Voorzover wettelijke voorschriften of voorwaarden bij de opneming in de archiefbewaarplaats gesteld zich daartegen niet verzetten, verricht de secretaris desgevraagd onderzoek in de door hem beheerde archiefbescheiden en documentaire verzamelingen ten behoeve van gemeentelijke organen. Hij verstrekt daaruit op hun verzoek gegevens alsmede afbeeldingen, afschriften, uittreksels of bewerkingen.
Voorzover wettelijke voorschriften of voorwaarden bij de opneming in de archiefbewaarplaats gesteld zich daartegen niet verzetten, is de secretaris bevoegd ten behoeve van derden onderzoek te doen in de in de archiefbewaarplaats berustende archieven en verzamelingen. Hij verstrekt daaruit aan een ieder die zulks verzoekt afbeeldingen, afschriften, uittreksels of bewerkingen.

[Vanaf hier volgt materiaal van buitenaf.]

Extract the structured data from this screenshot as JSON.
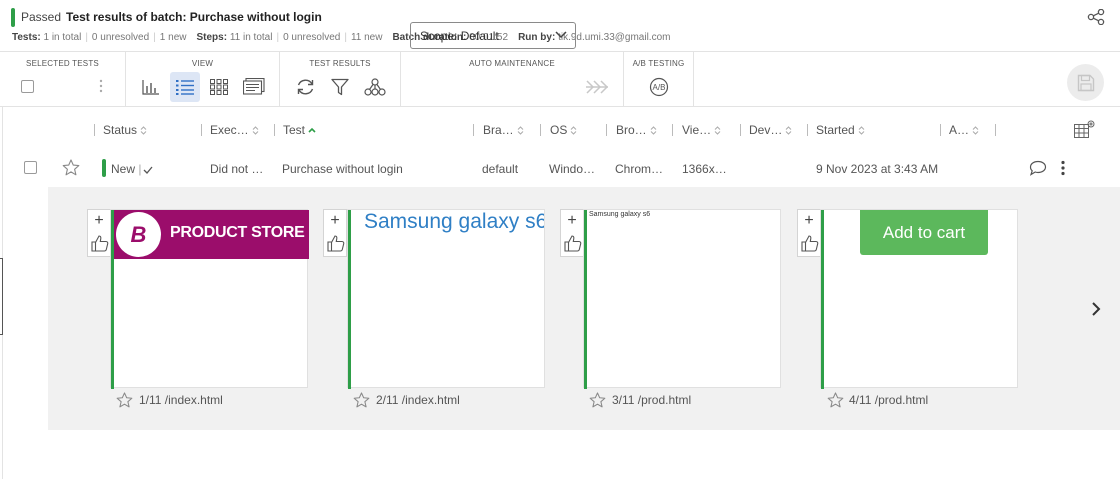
{
  "header": {
    "status": "Passed",
    "title": "Test results of batch:  Purchase without login",
    "stats": {
      "tests_label": "Tests:",
      "tests_total": "1 in total",
      "tests_unresolved": "0 unresolved",
      "tests_new": "1 new",
      "steps_label": "Steps:",
      "steps_total": "11 in total",
      "steps_unresolved": "0 unresolved",
      "steps_new": "11 new",
      "duration_label": "Batch duration:",
      "duration_value": "00:01:52",
      "runby_label": "Run by:",
      "runby_value": "tik.9d.umi.33@gmail.com"
    }
  },
  "toolbar": {
    "selected_tests_label": "SELECTED TESTS",
    "view_label": "VIEW",
    "test_results_label": "TEST RESULTS",
    "auto_maintenance_label": "AUTO MAINTENANCE",
    "ab_testing_label": "A/B TESTING",
    "scope_value": "Scope: Default"
  },
  "columns": [
    "Status",
    "Exec…",
    "Test",
    "Bra…",
    "OS",
    "Bro…",
    "Vie…",
    "Dev…",
    "Started",
    "A…"
  ],
  "row": {
    "status": "New",
    "execution": "Did not …",
    "test": "Purchase without login",
    "branch": "default",
    "os": "Windo…",
    "browser": "Chrom…",
    "viewport": "1366x…",
    "started": "9 Nov 2023 at 3:43 AM"
  },
  "thumbnails": [
    {
      "caption": "1/11 /index.html",
      "banner_logo": "B",
      "banner_text": "PRODUCT STORE"
    },
    {
      "caption": "2/11 /index.html",
      "text": "Samsung galaxy s6"
    },
    {
      "caption": "3/11 /prod.html",
      "text": "Samsung galaxy s6"
    },
    {
      "caption": "4/11 /prod.html",
      "button": "Add to cart"
    }
  ],
  "colors": {
    "passed": "#2e9e48",
    "product_banner": "#9b0d6b",
    "add_to_cart": "#5cb85c",
    "link_blue": "#2f7fc5"
  }
}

Hoofdstuk III Verantwoordelijkheid voor de informatievoorziening
Als beheerseenheid wordt in verband met dit besluit het volgende organisatieonderdeel aangemerkt: de secretarie der gemeente.
Hoofdstuk IV Archiefvorming en -ordening
Het hoofd van de beheerseenheid draagt er zorg voor, dat de vervaardiging van documenten op zodanige wijze en met zodanige materialen geschiedt dat hun houdbaarheid tenminste in overeenstemming is met de bij of krachtens de wet gestelde eisen.
Het hoofd van de beheerseenheid draagt er zorg voor dat bij het wijzigen, verwijderen of vernietigen van documenten, of onderdelen daarvan, de bij of krachtens de wet gegeven regels betreffende selectie en vernietiging worden toegepast.
Van documenten, waarvan een exemplaar wordt verzonden, wordt een ander exemplaar bewaard als minuut.
Het hoofd van de beheerseenheid draagt - voor zover van toepassing - zorg voor de opstelling van procedures voor documentenverkeer en de behandeling van ingekomen, uitgaande en interne documenten, rekening houdend met de bij en krachtens de wet gestelde eisen.
Het hoofd van de beheerseenheid draagt er zorg voor, dat uit ieder document, dan wel uit daarbij behorende informatie, blijkt wanneer het document is ontvangen of opgemaakt, wie de afzender of vervaardiger is, op welke taak het document betrekking heeft, wat de status en het ontwikkelingsstadium van het document is, en wanneer en aan wie een exemplaar ervan is verzonden.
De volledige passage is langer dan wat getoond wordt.